Близкие по своей цели действия могут предприниматься пришельцами, занявшими территорию прежнего населения (войны, миграции и т.д.). Для утверждения прав на данную местность могилы аборигенов могут не только оскверняться, но и использоваться новым населением. Возможно, таким образом можно объяснить впускные могилы в ограды курганов предшествующих эпох. Причём есть данные, говорящие о том, что пришлое население не только использовало ограды древних курганов для захоронения сородичей, но и одновременно грабило (оскверняло?) основные могилы: в Сибири зафиксированы впускные тесинские захоронения рубежа новой эры, совершённые в грабительских ямах, нарушивших основные более древние погребения аборигенов. [15]

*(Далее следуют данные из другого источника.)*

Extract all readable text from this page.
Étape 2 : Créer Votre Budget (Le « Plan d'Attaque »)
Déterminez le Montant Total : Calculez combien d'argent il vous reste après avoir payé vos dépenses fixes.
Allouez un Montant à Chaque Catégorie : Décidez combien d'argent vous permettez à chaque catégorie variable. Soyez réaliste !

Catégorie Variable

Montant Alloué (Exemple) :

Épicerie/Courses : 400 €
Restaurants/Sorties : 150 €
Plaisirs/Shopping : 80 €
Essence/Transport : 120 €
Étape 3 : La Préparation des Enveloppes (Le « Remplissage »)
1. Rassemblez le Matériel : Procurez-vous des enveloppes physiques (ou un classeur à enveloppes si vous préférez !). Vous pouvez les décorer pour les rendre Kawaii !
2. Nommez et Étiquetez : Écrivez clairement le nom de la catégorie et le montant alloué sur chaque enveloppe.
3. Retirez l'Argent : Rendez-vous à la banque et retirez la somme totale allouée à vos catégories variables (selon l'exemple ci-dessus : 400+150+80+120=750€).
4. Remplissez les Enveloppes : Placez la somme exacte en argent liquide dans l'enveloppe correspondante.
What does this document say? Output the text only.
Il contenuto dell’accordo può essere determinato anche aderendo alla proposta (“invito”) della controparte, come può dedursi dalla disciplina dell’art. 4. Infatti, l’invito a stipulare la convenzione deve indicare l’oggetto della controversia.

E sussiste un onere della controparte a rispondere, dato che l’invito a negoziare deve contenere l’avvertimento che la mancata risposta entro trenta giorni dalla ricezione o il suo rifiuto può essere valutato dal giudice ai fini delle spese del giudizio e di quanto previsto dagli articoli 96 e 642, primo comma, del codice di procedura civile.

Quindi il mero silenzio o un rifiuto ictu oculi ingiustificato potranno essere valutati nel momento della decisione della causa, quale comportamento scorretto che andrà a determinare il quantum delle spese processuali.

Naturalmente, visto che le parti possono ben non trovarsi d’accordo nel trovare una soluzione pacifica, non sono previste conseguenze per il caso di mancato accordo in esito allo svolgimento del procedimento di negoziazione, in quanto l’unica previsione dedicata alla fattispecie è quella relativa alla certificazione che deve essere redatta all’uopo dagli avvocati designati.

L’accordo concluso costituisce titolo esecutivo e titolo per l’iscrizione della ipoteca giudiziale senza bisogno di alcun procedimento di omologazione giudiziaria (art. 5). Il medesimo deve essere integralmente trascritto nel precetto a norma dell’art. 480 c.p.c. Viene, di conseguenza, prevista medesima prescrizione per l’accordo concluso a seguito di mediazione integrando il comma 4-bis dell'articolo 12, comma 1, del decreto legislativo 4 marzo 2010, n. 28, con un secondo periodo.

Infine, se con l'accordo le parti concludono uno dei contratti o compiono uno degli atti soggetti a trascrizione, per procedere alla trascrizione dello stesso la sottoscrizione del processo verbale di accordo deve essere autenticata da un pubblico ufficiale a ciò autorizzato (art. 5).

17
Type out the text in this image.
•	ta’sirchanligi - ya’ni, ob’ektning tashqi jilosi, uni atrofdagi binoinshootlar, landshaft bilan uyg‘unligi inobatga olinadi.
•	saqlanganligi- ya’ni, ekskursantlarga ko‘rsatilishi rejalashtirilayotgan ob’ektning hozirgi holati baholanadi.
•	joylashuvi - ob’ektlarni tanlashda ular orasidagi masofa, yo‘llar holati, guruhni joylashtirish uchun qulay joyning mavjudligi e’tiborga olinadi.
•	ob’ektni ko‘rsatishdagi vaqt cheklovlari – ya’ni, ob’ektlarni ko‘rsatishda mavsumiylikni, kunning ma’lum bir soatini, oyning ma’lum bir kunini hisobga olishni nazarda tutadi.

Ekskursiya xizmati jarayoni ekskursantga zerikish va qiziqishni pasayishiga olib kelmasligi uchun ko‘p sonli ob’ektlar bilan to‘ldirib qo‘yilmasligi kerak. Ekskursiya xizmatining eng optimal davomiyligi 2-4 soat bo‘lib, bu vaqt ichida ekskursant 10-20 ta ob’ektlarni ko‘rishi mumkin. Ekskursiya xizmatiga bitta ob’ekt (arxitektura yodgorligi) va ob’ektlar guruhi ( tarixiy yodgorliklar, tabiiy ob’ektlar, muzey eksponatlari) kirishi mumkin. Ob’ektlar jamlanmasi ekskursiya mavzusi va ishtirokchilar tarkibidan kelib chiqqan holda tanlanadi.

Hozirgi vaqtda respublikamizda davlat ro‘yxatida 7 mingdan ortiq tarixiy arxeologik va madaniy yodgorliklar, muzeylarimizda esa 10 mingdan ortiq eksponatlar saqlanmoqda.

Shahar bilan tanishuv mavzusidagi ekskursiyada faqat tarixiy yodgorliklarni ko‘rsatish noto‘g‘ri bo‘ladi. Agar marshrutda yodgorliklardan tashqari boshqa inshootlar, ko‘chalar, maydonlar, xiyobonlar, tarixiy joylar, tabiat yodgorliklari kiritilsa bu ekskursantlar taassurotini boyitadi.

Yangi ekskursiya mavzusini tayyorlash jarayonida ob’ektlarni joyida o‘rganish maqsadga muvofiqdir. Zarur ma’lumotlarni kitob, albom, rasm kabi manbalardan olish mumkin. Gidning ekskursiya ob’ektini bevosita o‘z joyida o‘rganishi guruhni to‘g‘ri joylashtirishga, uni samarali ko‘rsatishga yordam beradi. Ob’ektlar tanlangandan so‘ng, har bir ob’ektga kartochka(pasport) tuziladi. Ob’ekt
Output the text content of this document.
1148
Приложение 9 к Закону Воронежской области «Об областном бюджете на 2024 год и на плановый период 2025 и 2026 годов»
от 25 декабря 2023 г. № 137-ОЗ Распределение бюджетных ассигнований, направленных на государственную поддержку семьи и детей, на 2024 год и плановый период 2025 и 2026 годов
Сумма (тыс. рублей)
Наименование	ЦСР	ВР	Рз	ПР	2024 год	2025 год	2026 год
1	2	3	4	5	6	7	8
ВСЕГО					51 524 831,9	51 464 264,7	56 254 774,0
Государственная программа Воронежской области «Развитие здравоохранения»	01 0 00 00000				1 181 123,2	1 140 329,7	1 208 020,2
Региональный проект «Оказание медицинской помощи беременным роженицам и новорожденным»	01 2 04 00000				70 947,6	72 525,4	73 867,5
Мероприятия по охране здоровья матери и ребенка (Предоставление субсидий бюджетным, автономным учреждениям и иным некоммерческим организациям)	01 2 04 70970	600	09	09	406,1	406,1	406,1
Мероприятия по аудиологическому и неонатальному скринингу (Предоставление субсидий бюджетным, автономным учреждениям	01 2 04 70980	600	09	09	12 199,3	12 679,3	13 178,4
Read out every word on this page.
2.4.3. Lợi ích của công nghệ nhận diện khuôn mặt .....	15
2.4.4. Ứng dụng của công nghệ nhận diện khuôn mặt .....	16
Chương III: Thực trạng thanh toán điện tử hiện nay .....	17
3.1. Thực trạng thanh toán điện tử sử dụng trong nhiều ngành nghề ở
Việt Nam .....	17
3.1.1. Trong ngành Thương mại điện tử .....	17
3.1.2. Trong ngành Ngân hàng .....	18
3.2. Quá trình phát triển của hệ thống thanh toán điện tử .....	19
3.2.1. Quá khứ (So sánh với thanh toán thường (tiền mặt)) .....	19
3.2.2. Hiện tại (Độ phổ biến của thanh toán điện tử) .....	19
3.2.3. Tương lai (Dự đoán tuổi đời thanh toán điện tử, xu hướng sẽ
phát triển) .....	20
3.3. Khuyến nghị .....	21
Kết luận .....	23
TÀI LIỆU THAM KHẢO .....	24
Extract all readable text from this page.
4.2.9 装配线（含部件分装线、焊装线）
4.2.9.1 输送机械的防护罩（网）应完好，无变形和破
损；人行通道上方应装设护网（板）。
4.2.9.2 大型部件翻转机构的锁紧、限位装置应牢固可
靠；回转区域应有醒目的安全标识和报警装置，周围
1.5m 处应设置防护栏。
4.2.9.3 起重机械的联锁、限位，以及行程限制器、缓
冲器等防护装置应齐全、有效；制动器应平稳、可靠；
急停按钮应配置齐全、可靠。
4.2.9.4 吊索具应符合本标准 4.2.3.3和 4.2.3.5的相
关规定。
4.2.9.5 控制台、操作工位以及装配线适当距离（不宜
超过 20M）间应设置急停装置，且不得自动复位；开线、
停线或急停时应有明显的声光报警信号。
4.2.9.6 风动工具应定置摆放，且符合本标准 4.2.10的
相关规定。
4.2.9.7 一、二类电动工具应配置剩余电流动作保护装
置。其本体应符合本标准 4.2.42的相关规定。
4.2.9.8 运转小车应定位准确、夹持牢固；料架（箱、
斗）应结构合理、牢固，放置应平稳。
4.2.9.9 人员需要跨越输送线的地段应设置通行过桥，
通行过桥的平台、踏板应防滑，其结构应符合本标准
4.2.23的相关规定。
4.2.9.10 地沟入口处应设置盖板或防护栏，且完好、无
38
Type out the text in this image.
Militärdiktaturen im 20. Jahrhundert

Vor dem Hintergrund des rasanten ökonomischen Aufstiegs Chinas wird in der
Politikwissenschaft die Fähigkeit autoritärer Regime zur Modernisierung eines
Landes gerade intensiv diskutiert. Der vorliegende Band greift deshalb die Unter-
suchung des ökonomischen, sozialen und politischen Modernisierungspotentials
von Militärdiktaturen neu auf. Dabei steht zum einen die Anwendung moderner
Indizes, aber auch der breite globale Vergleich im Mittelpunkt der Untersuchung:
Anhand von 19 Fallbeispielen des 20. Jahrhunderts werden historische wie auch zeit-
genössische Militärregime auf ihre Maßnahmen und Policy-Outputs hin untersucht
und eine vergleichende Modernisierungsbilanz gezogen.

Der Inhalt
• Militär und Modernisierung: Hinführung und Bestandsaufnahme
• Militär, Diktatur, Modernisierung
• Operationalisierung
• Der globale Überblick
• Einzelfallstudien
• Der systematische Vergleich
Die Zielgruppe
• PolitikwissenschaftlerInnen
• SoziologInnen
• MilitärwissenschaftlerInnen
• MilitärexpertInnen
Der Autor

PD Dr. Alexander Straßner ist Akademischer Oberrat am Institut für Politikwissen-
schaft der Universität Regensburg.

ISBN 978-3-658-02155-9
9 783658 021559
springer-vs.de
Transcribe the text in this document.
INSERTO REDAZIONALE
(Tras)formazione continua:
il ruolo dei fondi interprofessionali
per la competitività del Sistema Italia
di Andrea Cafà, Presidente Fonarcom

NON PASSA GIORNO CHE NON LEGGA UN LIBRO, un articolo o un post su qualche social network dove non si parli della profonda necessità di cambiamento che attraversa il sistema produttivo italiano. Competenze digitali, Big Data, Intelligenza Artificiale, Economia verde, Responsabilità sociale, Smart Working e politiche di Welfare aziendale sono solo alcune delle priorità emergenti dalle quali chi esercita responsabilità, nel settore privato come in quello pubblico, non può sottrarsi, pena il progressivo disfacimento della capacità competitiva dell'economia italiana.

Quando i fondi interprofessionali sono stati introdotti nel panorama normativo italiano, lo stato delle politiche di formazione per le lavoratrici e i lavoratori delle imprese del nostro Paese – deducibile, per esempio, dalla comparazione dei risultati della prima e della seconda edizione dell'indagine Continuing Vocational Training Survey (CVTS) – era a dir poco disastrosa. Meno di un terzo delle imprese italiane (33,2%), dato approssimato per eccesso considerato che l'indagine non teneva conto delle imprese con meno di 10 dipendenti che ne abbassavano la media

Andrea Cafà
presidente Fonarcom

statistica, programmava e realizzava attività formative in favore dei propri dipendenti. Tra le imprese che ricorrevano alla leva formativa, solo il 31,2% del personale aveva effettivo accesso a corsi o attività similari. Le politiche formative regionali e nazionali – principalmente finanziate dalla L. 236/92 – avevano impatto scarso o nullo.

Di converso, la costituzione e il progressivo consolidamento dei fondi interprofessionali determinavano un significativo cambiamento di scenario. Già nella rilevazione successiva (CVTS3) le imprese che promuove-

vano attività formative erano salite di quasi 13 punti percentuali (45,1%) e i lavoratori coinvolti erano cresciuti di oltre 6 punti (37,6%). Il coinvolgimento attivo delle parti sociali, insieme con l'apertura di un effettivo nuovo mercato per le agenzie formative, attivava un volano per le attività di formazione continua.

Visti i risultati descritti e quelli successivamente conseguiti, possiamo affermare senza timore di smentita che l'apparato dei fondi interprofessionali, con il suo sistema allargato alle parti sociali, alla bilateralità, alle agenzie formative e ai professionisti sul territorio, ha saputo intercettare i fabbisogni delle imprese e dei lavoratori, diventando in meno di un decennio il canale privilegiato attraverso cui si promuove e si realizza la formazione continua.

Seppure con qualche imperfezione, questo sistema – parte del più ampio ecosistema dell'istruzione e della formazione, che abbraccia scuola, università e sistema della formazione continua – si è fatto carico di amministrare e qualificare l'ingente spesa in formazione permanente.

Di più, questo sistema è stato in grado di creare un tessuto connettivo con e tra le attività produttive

Теперь обратимся к случаю, когда неограбленные могилы могут восприниматься как ограбленные (1). Чаще всего это могилы, в которых находят нарушенные костяки, части скелетов, отдельные разрозненные кости. Здесь следует учитывать то обстоятельство, что в погребальном обряде мы фиксируем, как правило, лишь конечный результат — намогильное сооружение и могилу с останками погребённого. Реже удаётся проследить вещественные остатки действий, также входящих в комплекс погребальных: следы огня, кости животных, обломки сосудов на покрытии могил, что связывается с поминками сразу же после погребения, либо спустя какое-то время. Наименее изученным в обряде остаётся для нас период после смерти человека до окончательного погребения.
Обращаясь к этнографическим источникам, можно понять, насколько важен этот этап погребального обряда, как многообразны и сложны церемонии и ритуальные действия с трупом покойного. [16] В ряде случаев результатом таких операций является освобождение трупа человека от плоти и последующее захоронение разрозненных костей. Следует особо выделить мысль Л. Леви-Брюля о связи физического состояния трупа со «степенью» смерти человека: «Разложение плоти покойника является одновременно тем, что логическое мышление определило бы как знак, как условие, как причину и даже как вторую стадию смерти. Когда разложение закончено, то законченной, завершённой является и смерть, то есть окончательно разрывается связь между личностью и её общественной группой». [17]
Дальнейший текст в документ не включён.